HLA-A*0201-PE labeled tetramers loaded with NY-ESO-1157-165 (SLLMWITQC) were provided by the Tetramer Core Facility, Ludwig Institute for Cancer Research (Lausanne, Switzerland). Tetramer staining and ICS were performed on cells obtained after cell harvest as previously described (23). A T cell response at a post-vaccination or post-ipilimumab time point was considered positive if it was 3 or more standard deviations greater than the mean value at baseline and had an absolute value >0.1%.
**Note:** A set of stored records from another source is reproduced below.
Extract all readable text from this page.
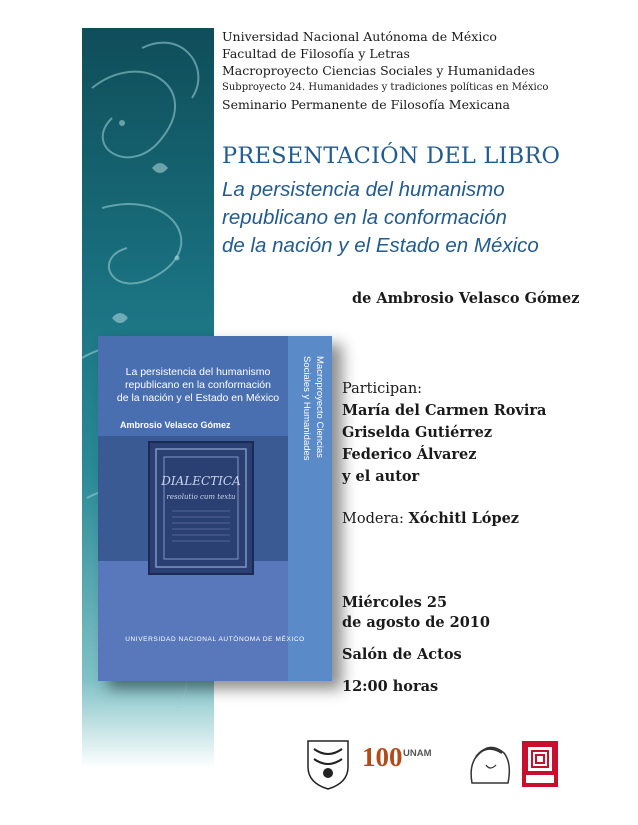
Universidad Nacional Autónoma de México
Facultad de Filosofía y Letras
Macroproyecto Ciencias Sociales y Humanidades
Subproyecto 24. Humanidades y tradiciones políticas en México
Seminario Permanente de Filosofía Mexicana
PRESENTACIÓN DEL LIBRO
La persistencia del humanismo
republicano en la conformación
de la nación y el Estado en México
de Ambrosio Velasco Gómez
La persistencia del humanismo
republicano en la conformación
de la nación y el Estado en México
Ambrosio Velasco Gómez	Macroproyecto Ciencias Sociales y Humanidades
DIALECTICA
resolutio cum textu
UNIVERSIDAD NACIONAL AUTÓNOMA DE MÉXICO
Participan:
María del Carmen Rovira
Griselda Gutiérrez
Federico Álvarez
y el autor
Modera: Xóchitl López
Miércoles 25
de agosto de 2010
Salón de Actos
12:00 horas
100 UNAM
Tissue sections (5 µm) were prepared from formalin-fixed, paraffin-embedded material and collected on Superfrost/plus microscope slides (Fisher Scientific, NJ). After deparaffinization and rehydration, the slides were boiled in 50 mM citrate buffer (pH 6) for 30 minutes to retrieve the antigens. Subsequently, the slides were allowed to cool down at room temperature. Immunohistochemistry (IHC) was performed using the ABC method. Rat anti-human monoclonal antibody HLA-DR (1:200 dilution, clone YE2/36HLK, Abcam) and mouse anti-human monoclonal HLA class I (1:200 dilution, clone A4, eBioscience) were applied as primary antibodies at 4˚C overnight. Before applying primary antibodies, the sections were blocked with 10% rabbit and horse normal serum (Santa Cruz Biotechnology, CA) for HLA-DR and HLA class I respectively. Biotinylated rabbit anti-rat and horse anti-mouse secondary antibodies (Vectastain Elite ABC kit, Vector Labs, Burlingame, CA) were added on the second day, incubated for 30 minutes at room temperature and tertiary reagent was applied according to the manufacturer's instructions. Antigen detection was performed by a color reaction with 3,3'-diaminobenzidine (DAB plus chromogen; DakoCytomation, Germany). The sections were counterstained with hematoxylin and mounted with Permount media (Fisher Scientific, NJ). The slides were scanned with a Mirax Scanner (Carl Zeiss AG, VA) and images were acquired with Mirax Reviewer 1.11 software. IHC detection of MAGE-A1, MAGE-A, CT10/MAGE-C2, NY-ESO-1, CT7/MAGE-C1 and GAGE was performed using monoclonal antibodies MA-454, M3H67, CT10-5, E978, CT7-33 and #26 respectively, as previously described (30).